Der Erzählstil von Patrick Strasser ist wohltuend. Der Autor hat sich gegen eine durchgängige Erzählform in der Ich-Form entschieden und seinen Text stattdessen mit Zitaten und Erzählungen Rudi Assauers angereichert. Diese Art des Schreibens unterstreicht die Glaubwürdigkeit des Buches.
Rudi Assauers Gang an die Öffentlichkeit mit seiner Biografie war mutig. Und die Talkshow-Auftritte seiner Wegbegleiter, seiner Familie und seinen Freunden in diesem Zusammenhang im Februar 2012 sind nicht unumstritten. Doch sie waren richtig und wichtig und sind in meinen Augen ein Meilenstein in der Außenwahrnehmung dieser unheilbaren Krankheit. Die Öffentlichkeit bekommt ein differenziertes Bild des ehemaligen Spielers und Managers und hat sich intensiv mit den Auswirkungen und Folgen der Krankheit beschäftigt. Damit hat Assauer mehr für die Betroffenen und Angehörigen dementer Menschen getan, als medizinische Aufklärungskampagnen jemals erreichen können.

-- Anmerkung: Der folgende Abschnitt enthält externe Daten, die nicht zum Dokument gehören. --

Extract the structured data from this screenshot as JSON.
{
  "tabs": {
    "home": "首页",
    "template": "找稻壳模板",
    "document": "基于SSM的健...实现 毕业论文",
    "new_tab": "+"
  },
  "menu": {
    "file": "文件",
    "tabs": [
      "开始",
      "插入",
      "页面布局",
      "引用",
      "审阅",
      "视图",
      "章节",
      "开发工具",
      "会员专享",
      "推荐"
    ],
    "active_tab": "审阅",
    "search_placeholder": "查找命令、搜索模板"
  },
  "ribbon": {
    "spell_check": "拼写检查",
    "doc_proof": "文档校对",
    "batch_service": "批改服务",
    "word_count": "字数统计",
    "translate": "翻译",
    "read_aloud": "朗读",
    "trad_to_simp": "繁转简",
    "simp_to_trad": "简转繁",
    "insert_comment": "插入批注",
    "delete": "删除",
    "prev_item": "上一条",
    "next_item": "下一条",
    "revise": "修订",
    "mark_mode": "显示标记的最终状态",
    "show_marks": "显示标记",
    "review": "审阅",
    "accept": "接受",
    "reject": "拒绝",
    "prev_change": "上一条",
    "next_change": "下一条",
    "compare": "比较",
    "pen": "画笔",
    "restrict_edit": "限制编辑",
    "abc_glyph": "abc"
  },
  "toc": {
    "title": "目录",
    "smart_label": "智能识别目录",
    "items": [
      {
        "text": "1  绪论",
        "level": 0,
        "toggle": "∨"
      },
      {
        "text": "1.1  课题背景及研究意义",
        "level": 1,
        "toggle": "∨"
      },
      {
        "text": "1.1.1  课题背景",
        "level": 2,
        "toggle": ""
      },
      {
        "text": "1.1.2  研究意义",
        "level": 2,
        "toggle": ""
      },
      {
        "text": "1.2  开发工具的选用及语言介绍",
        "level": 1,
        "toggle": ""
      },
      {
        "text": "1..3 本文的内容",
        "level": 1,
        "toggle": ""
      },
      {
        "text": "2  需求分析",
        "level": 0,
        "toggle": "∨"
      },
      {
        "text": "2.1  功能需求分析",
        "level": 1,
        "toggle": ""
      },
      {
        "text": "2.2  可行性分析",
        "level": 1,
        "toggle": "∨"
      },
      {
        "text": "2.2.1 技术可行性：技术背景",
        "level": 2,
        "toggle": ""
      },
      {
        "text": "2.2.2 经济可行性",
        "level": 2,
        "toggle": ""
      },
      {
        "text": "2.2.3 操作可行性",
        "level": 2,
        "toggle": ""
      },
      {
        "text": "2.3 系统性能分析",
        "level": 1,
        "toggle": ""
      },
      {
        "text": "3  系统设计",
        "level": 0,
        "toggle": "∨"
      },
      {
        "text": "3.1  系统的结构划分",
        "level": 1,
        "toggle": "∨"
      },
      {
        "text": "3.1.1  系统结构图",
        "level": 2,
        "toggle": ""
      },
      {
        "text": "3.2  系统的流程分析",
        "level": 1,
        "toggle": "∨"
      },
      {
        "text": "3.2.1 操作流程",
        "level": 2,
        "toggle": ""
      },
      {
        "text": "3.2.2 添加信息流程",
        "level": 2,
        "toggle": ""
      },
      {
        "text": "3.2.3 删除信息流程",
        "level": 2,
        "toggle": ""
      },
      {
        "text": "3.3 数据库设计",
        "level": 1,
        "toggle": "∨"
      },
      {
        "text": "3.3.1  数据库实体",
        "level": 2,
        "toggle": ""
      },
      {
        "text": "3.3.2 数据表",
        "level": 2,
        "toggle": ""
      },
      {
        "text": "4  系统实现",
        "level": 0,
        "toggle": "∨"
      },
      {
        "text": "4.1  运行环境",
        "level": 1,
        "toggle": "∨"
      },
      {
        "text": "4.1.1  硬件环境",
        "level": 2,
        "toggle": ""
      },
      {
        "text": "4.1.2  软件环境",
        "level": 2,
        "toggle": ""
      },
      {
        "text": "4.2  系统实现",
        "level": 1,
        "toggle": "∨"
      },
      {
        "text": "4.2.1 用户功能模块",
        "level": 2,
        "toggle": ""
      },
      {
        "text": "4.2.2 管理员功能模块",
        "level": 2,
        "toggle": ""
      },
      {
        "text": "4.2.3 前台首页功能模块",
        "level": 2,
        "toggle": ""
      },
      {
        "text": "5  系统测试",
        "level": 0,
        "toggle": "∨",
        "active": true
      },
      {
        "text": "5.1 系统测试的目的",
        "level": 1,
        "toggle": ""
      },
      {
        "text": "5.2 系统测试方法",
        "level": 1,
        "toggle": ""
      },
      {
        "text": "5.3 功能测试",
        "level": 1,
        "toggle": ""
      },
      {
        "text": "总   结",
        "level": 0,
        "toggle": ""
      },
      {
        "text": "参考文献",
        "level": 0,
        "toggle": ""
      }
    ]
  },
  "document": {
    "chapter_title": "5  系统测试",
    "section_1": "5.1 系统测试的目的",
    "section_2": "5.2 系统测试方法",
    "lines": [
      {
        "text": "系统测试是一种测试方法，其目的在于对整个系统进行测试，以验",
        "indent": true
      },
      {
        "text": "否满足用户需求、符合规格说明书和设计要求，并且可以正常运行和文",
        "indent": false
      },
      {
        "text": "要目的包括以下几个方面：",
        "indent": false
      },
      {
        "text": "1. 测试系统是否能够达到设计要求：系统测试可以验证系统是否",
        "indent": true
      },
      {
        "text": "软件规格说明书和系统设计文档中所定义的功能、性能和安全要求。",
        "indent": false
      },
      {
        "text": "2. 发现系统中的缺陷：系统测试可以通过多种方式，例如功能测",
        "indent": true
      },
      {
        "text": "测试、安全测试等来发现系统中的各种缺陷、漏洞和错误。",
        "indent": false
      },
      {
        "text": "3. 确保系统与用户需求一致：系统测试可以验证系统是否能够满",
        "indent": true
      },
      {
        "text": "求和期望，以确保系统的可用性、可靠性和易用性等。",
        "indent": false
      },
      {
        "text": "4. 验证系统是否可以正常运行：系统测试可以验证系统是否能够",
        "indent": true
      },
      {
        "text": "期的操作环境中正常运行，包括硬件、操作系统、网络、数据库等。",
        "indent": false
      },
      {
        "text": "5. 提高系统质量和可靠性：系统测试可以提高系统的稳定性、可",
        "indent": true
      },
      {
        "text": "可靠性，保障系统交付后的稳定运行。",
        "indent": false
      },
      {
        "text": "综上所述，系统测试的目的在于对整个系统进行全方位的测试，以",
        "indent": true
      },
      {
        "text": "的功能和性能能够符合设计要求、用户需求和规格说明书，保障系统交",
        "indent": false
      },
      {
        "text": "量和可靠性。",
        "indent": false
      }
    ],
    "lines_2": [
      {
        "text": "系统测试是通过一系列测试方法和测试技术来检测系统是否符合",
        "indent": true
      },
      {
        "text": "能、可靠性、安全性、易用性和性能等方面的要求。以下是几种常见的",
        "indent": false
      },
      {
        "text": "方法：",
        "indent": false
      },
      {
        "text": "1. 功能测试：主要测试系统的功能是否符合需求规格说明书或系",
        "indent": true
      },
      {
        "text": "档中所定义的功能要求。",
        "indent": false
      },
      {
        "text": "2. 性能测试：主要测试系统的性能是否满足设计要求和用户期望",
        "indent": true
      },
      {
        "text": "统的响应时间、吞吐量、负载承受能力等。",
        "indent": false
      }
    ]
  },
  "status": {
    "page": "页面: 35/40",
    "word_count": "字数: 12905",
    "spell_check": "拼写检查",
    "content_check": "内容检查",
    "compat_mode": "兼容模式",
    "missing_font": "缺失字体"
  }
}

Die Folgen der unheilbaren Krankheit Demenz werden in einigen Passagen besonders deutlich. Und zwar dann, wenn Strasser Rudi Assauer mit Ereignissen der Vergangenheit (z.B. Konflikte mit Rolf Schafstall und Ziehsohn Olaf Thon) konfrontiert, bei denen er damals regelrecht an die Decke gegangen ist, auf die er aber heute – gezeichnet von der Demenz – ganz gütlich reagiert. Der Leser erlebt dann intensiv, wie brutal und zerstörerisch die Demenz auf den Erkrankten wirkt und wie gnadenlos ausgeliefert der Patient ist.
4. März 2012 um 20:40
Ich glaube ich werde mir das Buch ebenfalls zulegen.
5. März 2012 um 11:12
Hallo Ostwestfale,
erstens, vielen Dank für deinen Artikel über das Buch von Rudi Assauer.
Ja, es war eine sehr schockierende Nachricht, als er damit an die Öffentlichkeit ging.
Wer ihn aus dem Fussball Leben kennt, Zigarre und immer etwas ruppig, mal lustig als Bierwerbegesicht, der konnte es kaum glauben.
Ich danke dir, für die ausführlichen Erläuterungen und das du deine Gedanken, die dich beim Lesen des Buches beschäftigt haben, hier teilst.
Es gibt Biografien, die der Mensch nicht braucht, siehe die “Katze”.
Jedoch glaube ich, dieses Buch ist es wert gelesen zu werden und kommt mit auf meine Liste.